Nel film si parlano arabo, finlandese e inglese come lingue veicolo; Khaled riesce a comunicare in maniera basica, ma per esprimersi davvero si affida ai cenni, parole non dette, solo leggermente soffiate. Tutta la pellicola è intrisa di amputazioni e suture operate dal regista e, per risalire alla morale, lo spettatore deve concentrarsi sulle cicatrici. Ciò che viene solo sussurrato dalla sceneggiatura è ripetuto con più intensità dagli altri elementi dell’apparato filmico. Gli intermezzi musicali sono, come al solito, molto frequenti: pare che Khaled sia costantemente seguito da un musicista di strada o da un’intera band. Il tappeto sonoro delle scene costituisce anche l’ossatura della narrazione: il linguaggio universale della musica dà una possibilità di riscatto all’emarginato in terra straniera e le sonorità – quelle clinicamente adatte a chi si mette in cammino – spaziano dal country al blues e nei testi sono incastonati i concetti eterni di apertura al diverso, scacco alla paura, fiducia nell’umanità.
La necessità di cercare il cambiamento e la contaminazione tra etnie diverse si fa impellente nei luoghi della pellicola, nello specifico nel mercato della ristorazione: Waldemar, da gestore di un tipico locale finlandese, capisce che per ampliare la sua clientela deve riuscire a soddisfare la pressante, quasi ottusa, pretesa di multiculturalismo della società in cui vive. Così la Pinta d’oro diventa Imperial Sushi, in uno scenario perfettamente tragicomico che è il terreno ideale per l’umorismo ora ammiccante ora disarmante di Kaurismäki. Il risultato è ai limiti del grottesco e si sporge sul confine del paradossale, almeno tanto quanto un piatto di nigiri preparato con acciughe sottolio e un quantitativo probabilmente letale di wasabi.
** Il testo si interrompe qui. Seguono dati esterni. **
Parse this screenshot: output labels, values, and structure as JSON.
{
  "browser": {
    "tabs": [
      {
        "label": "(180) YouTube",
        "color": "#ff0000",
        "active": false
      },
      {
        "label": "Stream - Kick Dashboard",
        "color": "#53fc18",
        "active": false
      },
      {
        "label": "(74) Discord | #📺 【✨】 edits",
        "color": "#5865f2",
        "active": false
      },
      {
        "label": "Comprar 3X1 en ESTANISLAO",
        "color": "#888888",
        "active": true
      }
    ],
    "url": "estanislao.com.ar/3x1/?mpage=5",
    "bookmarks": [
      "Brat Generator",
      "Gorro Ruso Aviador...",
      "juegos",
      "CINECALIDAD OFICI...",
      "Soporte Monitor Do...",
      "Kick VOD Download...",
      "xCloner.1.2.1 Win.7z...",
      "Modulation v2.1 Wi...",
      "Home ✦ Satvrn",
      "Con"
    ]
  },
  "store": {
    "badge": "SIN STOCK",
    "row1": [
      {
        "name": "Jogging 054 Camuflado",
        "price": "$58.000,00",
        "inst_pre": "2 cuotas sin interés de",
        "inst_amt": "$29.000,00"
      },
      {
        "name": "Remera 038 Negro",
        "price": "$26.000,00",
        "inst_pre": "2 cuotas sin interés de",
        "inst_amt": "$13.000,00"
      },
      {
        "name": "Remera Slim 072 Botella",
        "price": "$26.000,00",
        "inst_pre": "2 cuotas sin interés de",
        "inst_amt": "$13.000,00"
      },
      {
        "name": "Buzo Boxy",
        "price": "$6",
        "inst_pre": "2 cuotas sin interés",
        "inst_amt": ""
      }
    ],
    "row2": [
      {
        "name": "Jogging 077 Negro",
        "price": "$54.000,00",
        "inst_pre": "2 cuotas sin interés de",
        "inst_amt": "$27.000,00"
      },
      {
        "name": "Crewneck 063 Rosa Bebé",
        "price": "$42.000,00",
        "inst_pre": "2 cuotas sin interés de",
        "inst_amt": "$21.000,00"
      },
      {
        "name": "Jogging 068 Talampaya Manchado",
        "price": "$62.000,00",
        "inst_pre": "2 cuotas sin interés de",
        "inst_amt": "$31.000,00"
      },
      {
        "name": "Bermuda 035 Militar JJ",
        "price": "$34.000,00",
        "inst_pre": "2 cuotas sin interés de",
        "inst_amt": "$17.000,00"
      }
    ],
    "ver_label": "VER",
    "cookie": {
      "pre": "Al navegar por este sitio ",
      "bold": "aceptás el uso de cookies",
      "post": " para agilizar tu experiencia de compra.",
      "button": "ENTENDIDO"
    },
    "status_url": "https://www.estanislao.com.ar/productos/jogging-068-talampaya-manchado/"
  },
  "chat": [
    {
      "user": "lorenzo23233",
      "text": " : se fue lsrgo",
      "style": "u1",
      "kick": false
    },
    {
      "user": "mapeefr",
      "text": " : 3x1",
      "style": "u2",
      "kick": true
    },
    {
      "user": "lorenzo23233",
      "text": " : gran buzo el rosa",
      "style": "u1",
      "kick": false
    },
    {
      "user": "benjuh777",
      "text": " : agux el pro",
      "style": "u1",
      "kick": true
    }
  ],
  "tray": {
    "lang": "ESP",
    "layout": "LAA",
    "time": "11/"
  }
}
Il mondo in secondo piano resta tutt’altro che neutrale: in agguato dietro l’angolo ci sono gli skinhead xenofobi, facilmente riconoscibili dal grugno minaccioso e dal giubbotto in pelle nera con la scritta Liberation armi Finland; ma sempre lì dietro sta acquattato anche un gruppo di barboni armati di bottiglie, pronto a salvare Khaled dalle grinfie dei cattivi. Lo scontro tra emarginati e buttafuori non è l’unico presente nel film: avvicinandosi un po’ di più al cuore della società, si assiste alla guerra decisiva tra i doveri istituzionali dei dipendenti e gli obblighi morali degli esseri umani. Se gli uffici di polizia, ipovedenti e ingessati dalle macchinosità burocratiche, ordinano il rimpatrio ad Aleppo perché non ritengono abbastanza pericolosa la situazione siriana, l’infermiera del centro d’accoglienza aiuta il protagonista a scappare e un teenager falsario gli ricostruisce una nuova identità senza passare dal via.
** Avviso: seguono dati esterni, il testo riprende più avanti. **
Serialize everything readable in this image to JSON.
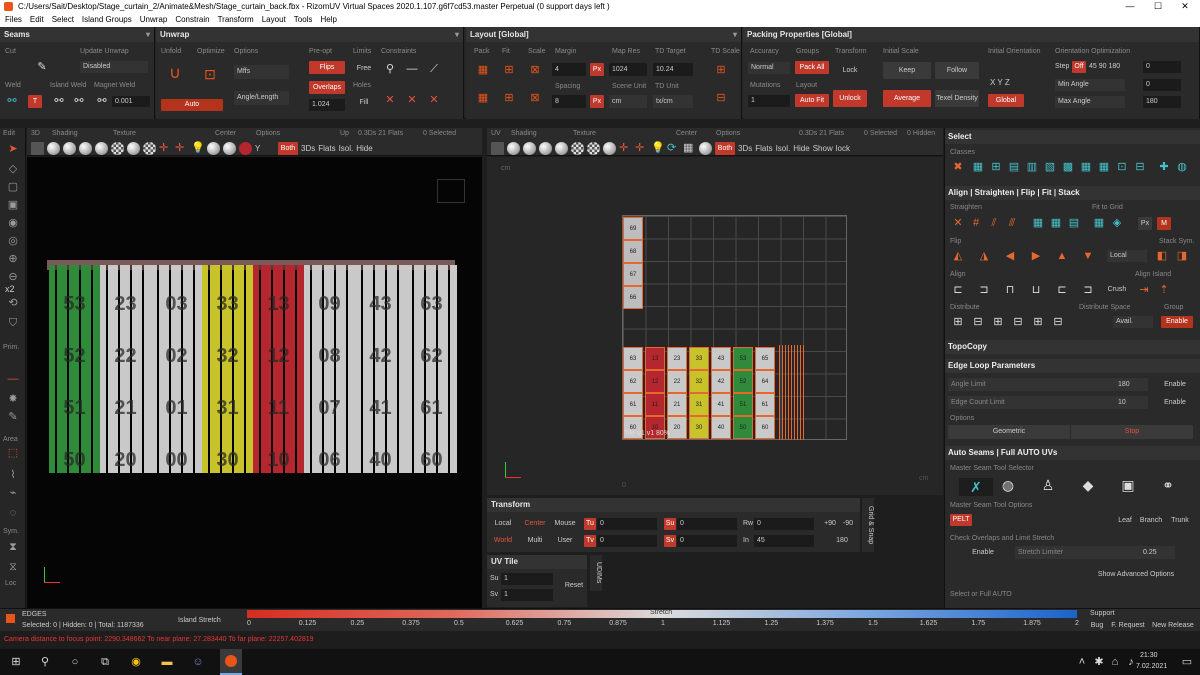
{
  "window": {
    "title": "C:/Users/Sait/Desktop/Stage_curtain_2/Animate&Mesh/Stage_curtain_back.fbx - RizomUV  Virtual Spaces 2020.1.107.g6f7cd53.master Perpetual  (0 support days left )",
    "minimize": "—",
    "maximize": "☐",
    "close": "✕"
  },
  "menu": [
    "Files",
    "Edit",
    "Select",
    "Island Groups",
    "Unwrap",
    "Constrain",
    "Transform",
    "Layout",
    "Tools",
    "Help"
  ],
  "seams": {
    "title": "Seams",
    "cut": "Cut",
    "update_unwrap": "Update Unwrap",
    "disabled": "Disabled",
    "weld": "Weld",
    "island_weld": "Island Weld",
    "magnet_weld": "Magnet Weld",
    "magnet_value": "0.001"
  },
  "unwrap": {
    "title": "Unwrap",
    "unfold": "Unfold",
    "optimize": "Optimize",
    "options": "Options",
    "pre_opt": "Pre-opt",
    "limits": "Limits",
    "constraints": "Constraints",
    "mode": "Mffs",
    "angle_length": "Angle/Length",
    "flips": "Flips",
    "free": "Free",
    "overlaps": "Overlaps",
    "holes": "Holes",
    "fill": "Fill",
    "auto": "Auto",
    "ratio": "1.024"
  },
  "layout": {
    "title": "Layout [Global]",
    "pack": "Pack",
    "fit": "Fit",
    "scale": "Scale",
    "margin": "Margin",
    "margin_value": "4",
    "spacing": "Spacing",
    "spacing_value": "8",
    "px": "Px",
    "map_res": "Map Res",
    "map_res_value": "1024",
    "td_target": "TD Target",
    "td_target_value": "10.24",
    "scene_unit": "Scene Unit",
    "scene_unit_value": "cm",
    "td_unit": "TD Unit",
    "td_unit_value": "tx/cm",
    "td_scale": "TD Scale"
  },
  "packing": {
    "title": "Packing Properties [Global]",
    "accuracy": "Accuracy",
    "accuracy_value": "Normal",
    "groups": "Groups",
    "pack_all": "Pack All",
    "transform": "Transform",
    "lock": "Lock",
    "mutations": "Mutations",
    "mutations_value": "1",
    "layout": "Layout",
    "auto_fit": "Auto Fit",
    "unlock": "Unlock",
    "initial_scale": "Initial Scale",
    "keep": "Keep",
    "follow": "Follow",
    "average": "Average",
    "texel_density": "Texel Density",
    "initial_orientation": "Initial Orientation",
    "xyz": "X  Y  Z",
    "global": "Global",
    "orientation_optimization": "Orientation Optimization",
    "step": "Step",
    "off": "Off",
    "steps": "45  90  180",
    "step_value": "0",
    "min_angle": "Min Angle",
    "min_value": "0",
    "max_angle": "Max Angle",
    "max_value": "180"
  },
  "viewport3d": {
    "edit": "Edit",
    "mode": "3D",
    "shading": "Shading",
    "texture": "Texture",
    "center": "Center",
    "options": "Options",
    "up": "Up",
    "stats": "0.3Ds 21 Flats",
    "selected": "0 Selected",
    "y_axis": "Y",
    "both": "Both",
    "ds3": "3Ds",
    "flats": "Flats",
    "isol": "Isol.",
    "hide": "Hide",
    "show": "Show"
  },
  "uvview": {
    "mode": "UV",
    "shading": "Shading",
    "texture": "Texture",
    "center": "Center",
    "options": "Options",
    "stats": "0.3Ds 21 Flats",
    "selected": "0 Selected",
    "hidden": "0 Hidden",
    "both": "Both",
    "ds3": "3Ds",
    "flats": "Flats",
    "isol": "Isol.",
    "hide": "Hide",
    "show": "Show",
    "lock": "lock",
    "tile_label": "Tile u1 v1 80%",
    "cm_top": "cm",
    "cm_right": "cm",
    "zero": "0"
  },
  "curtains": [
    {
      "color": "#2f8a3a",
      "labels": [
        "53",
        "52",
        "51",
        "50"
      ]
    },
    {
      "color": "#c9c9c9",
      "labels": [
        "23",
        "22",
        "21",
        "20"
      ]
    },
    {
      "color": "#c9c9c9",
      "labels": [
        "03",
        "02",
        "01",
        "00"
      ]
    },
    {
      "color": "#c8c32a",
      "labels": [
        "33",
        "32",
        "31",
        "30"
      ]
    },
    {
      "color": "#b5262e",
      "labels": [
        "13",
        "12",
        "11",
        "10"
      ]
    },
    {
      "color": "#c9c9c9",
      "labels": [
        "09",
        "08",
        "07",
        "06"
      ]
    },
    {
      "color": "#c9c9c9",
      "labels": [
        "43",
        "42",
        "41",
        "40"
      ]
    },
    {
      "color": "#c9c9c9",
      "labels": [
        "63",
        "62",
        "61",
        "60"
      ]
    }
  ],
  "uv_top_column": [
    "69",
    "68",
    "67",
    "66"
  ],
  "uv_grid": [
    {
      "color": "#c9c9c9",
      "labels": [
        "63",
        "62",
        "61",
        "60"
      ]
    },
    {
      "color": "#b5262e",
      "labels": [
        "13",
        "12",
        "11",
        "10"
      ]
    },
    {
      "color": "#c9c9c9",
      "labels": [
        "23",
        "22",
        "21",
        "20"
      ]
    },
    {
      "color": "#c8c32a",
      "labels": [
        "33",
        "32",
        "31",
        "30"
      ]
    },
    {
      "color": "#c9c9c9",
      "labels": [
        "43",
        "42",
        "41",
        "40"
      ]
    },
    {
      "color": "#2f8a3a",
      "labels": [
        "53",
        "52",
        "51",
        "50"
      ]
    },
    {
      "color": "#c9c9c9",
      "labels": [
        "65",
        "64",
        "61",
        "60"
      ]
    }
  ],
  "left_tools": {
    "x2": "x2",
    "prim": "Prim.",
    "area": "Area",
    "sym": "Sym.",
    "loc": "Loc"
  },
  "right_panel": {
    "select": "Select",
    "classes": "Classes",
    "align_title": "Align | Straighten | Flip | Fit | Stack",
    "straighten": "Straighten",
    "fit_to_grid": "Fit to Grid",
    "px": "Px",
    "m": "M",
    "flip": "Flip",
    "stack_sym": "Stack Sym.",
    "local": "Local",
    "align": "Align",
    "align_island": "Align Island",
    "crush": "Crush",
    "distribute": "Distribute",
    "distribute_space": "Distribute Space",
    "group": "Group",
    "avail": "Avail.",
    "enable": "Enable",
    "topocopy": "TopoCopy",
    "edge_loop_title": "Edge Loop Parameters",
    "angle_limit": "Angle Limit",
    "angle_value": "180",
    "edge_count_limit": "Edge Count Limit",
    "edge_count_value": "10",
    "options": "Options",
    "geometric": "Geometric",
    "stop": "Stop",
    "auto_seams_title": "Auto Seams | Full AUTO UVs",
    "master_seam": "Master Seam Tool Selector",
    "master_seam_options": "Master Seam Tool Options",
    "pelt": "PELT",
    "leaf": "Leaf",
    "branch": "Branch",
    "trunk": "Trunk",
    "check_overlaps": "Check Overlaps and Limit Stretch",
    "stretch_limiter": "Stretch Limiter",
    "stretch_value": "0.25",
    "show_advanced": "Show Advanced Options",
    "select_or_full": "Select or Full AUTO"
  },
  "transform_panel": {
    "title": "Transform",
    "local": "Local",
    "center": "Center",
    "mouse": "Mouse",
    "world": "World",
    "multi": "Multi",
    "user": "User",
    "tu": "Tu",
    "tv": "Tv",
    "su": "Su",
    "sv": "Sv",
    "rw": "Rw",
    "in": "In",
    "tu_val": "0",
    "tv_val": "0",
    "su_val": "0",
    "sv_val": "0",
    "rw_val": "0",
    "in_val": "45",
    "p90": "+90",
    "m90": "-90",
    "v180": "180",
    "grid_snap": "Grid & Snap"
  },
  "uvtile": {
    "title": "UV Tile",
    "su": "Su",
    "su_val": "1",
    "sv": "Sv",
    "sv_val": "1",
    "reset": "Reset",
    "udims": "UDIMs"
  },
  "status": {
    "mode": "EDGES",
    "counts": "Selected: 0 | Hidden: 0 | Total: 1187336",
    "island_stretch": "Island Stretch",
    "stretch": "Stretch",
    "ticks": [
      "0",
      "0.125",
      "0.25",
      "0.375",
      "0.5",
      "0.625",
      "0.75",
      "0.875",
      "1",
      "1.125",
      "1.25",
      "1.375",
      "1.5",
      "1.625",
      "1.75",
      "1.875",
      "2"
    ],
    "support": "Support",
    "bug": "Bug",
    "feature_request": "F. Request",
    "new_release": "New Release"
  },
  "console": "Camera distance to focus point: 2290.348662  To near plane: 27.283440  To far plane: 22257.402819",
  "taskbar": {
    "time": "21:30",
    "date": "7.02.2021"
  },
  "colors": {
    "accent": "#e8672f",
    "red": "#c0392b",
    "teal": "#44c1c8"
  }
}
Nella realtà quotidiana, estranea alla verbosità glitterata dei talk show, si decidono i destini delle persone. Non si sa quale, tra la dimensione televisiva e quella urbana, sia la proiezione dell’altra e provare a scoprirlo è il modo più rapido per ritrovarsi imprigionati in un labirinto specchiato senza una plausibile via d’uscita. Si sa, però, che Kaurismäki cerca una soluzione efficace al problema nell’iniziativa coscienziosa del cittadino, fatta di azioni. Nella resistenza silenziosa di quei singoli individui che ghignano sommessamente di fronte a uno slogan e inseguono la loro personale verità in fondo a uno sguardo.
Le immagini: alcune scene tratte dal film L’altro volto della speranza e una foto del regista finlandese Aki Kaurismäki.